Whatever the use of the LNT, the data from the one-time exposures of the Japanese atomic-bomb survivors provide most of the quantitative data on the linear slope, meaning the magnitude of the dose response. Epidemiologist David Richardson, whose work with these data has provided much new information about risks of low-dose radiation, writes on the history of this most important studied population, discussing its strengths and limitations. Radiobiologist Colin Hill examines some of the new biological research, particularly, on genomic instability, bystander effects, and adaptive response—effects that may lead to a better understanding of responses at very low doses and may help quantify any deviations from the LNT. An important question is whether or not any of the epidemiologic evidence has been interpreted properly. Answering no to that question is biostatistician Sander Greenland, who writes that misleading interpretations of low-dose epidemiologic data result in an underestimate of the full health impacts, because of failure to account for diseases with accelerated onsets.
Quantitative perspectives on risk at low doses have changed dramatically over the last 40 years, back when I first engaged in public debates on the subject. Has it made any difference outside political campaigns and in the culture wars? In particular, how do quantitative risk estimates affect rules and regulations? Terry Brock and Sami Sherbini from the US Nuclear Regulatory Commission examine the role that risk estimates of health effects play in regulating nuclear power in the United States.
In my own contribution to this special issue, I survey data, arguments, and debates surrounding low-level radiation risks. Historically—in the absence of human epidemiologic data—biologic arguments and cell data, fiercely debated, were used to convert risk estimates derived from the atomic-bomb data to protracted exposures. My article explores the new, large-scale epidemiologic studies that are directly relevant—not to one-time exposures received at Hiroshima and Nagasaki, but to the protracted exposures that are received from continuous decay of radioactive isotopes associated with releases from Fukushima or from the Soviet and US weapons complexes.

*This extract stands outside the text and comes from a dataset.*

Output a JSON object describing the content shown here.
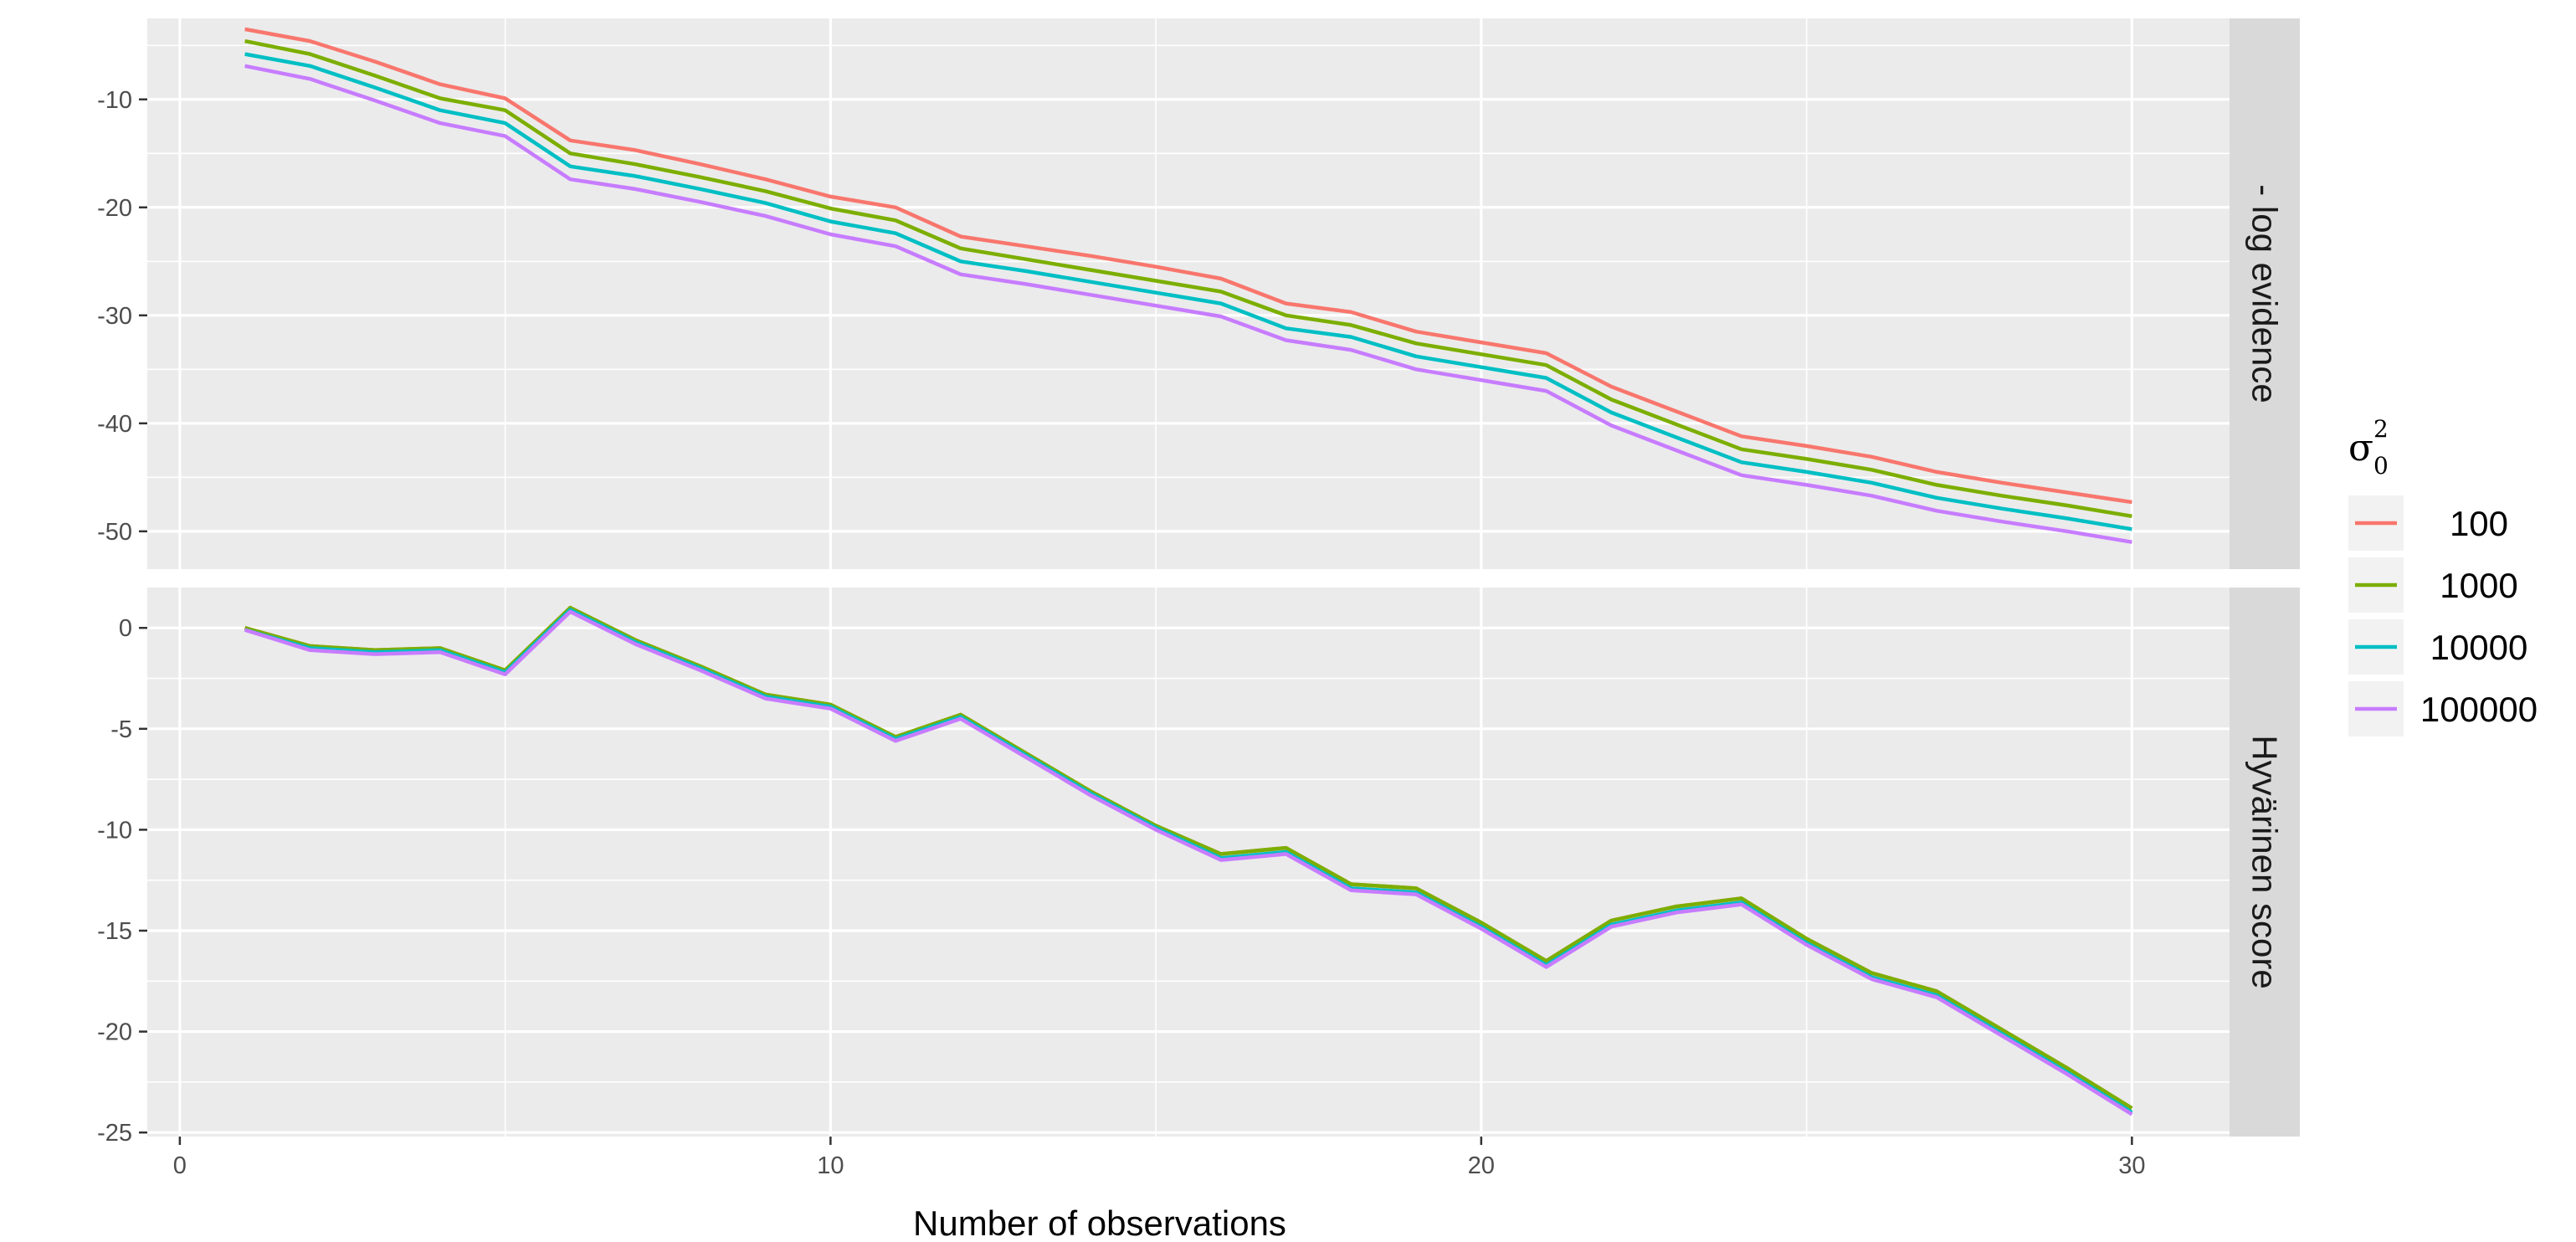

I also analyze contrasting data that suggest that dose responses might be higher or lower than predicted by the LNT. Some researchers believe that the dose response is higher than the LNT at low doses (supralinear response), while others maintain the dose response drops rapidly below the range covered by epidemiologic data (quasi-threshold); both groups can find some support in recent epidemiologic studies demonstrating the complexity of the scientific jigsaw puzzle that researchers face. There are other researchers who believe that the dose response turns around at some point as dose is decreased, actually reducing the risk of cancer (hormesis theory); this evidence can be found in data collected from home radon measurements correlated to county lung-cancer rates—albeit in contradiction to more standard epidemiologic studies of the same association, which do show the expected dose response.
If our efforts in this issue of the Bulletin are successful, the reader will be ready to join the debate armed with a broad-based view of the epidemiologic evidence and its differing interpretations, along with an awareness of the stakeholder and researcher landscape.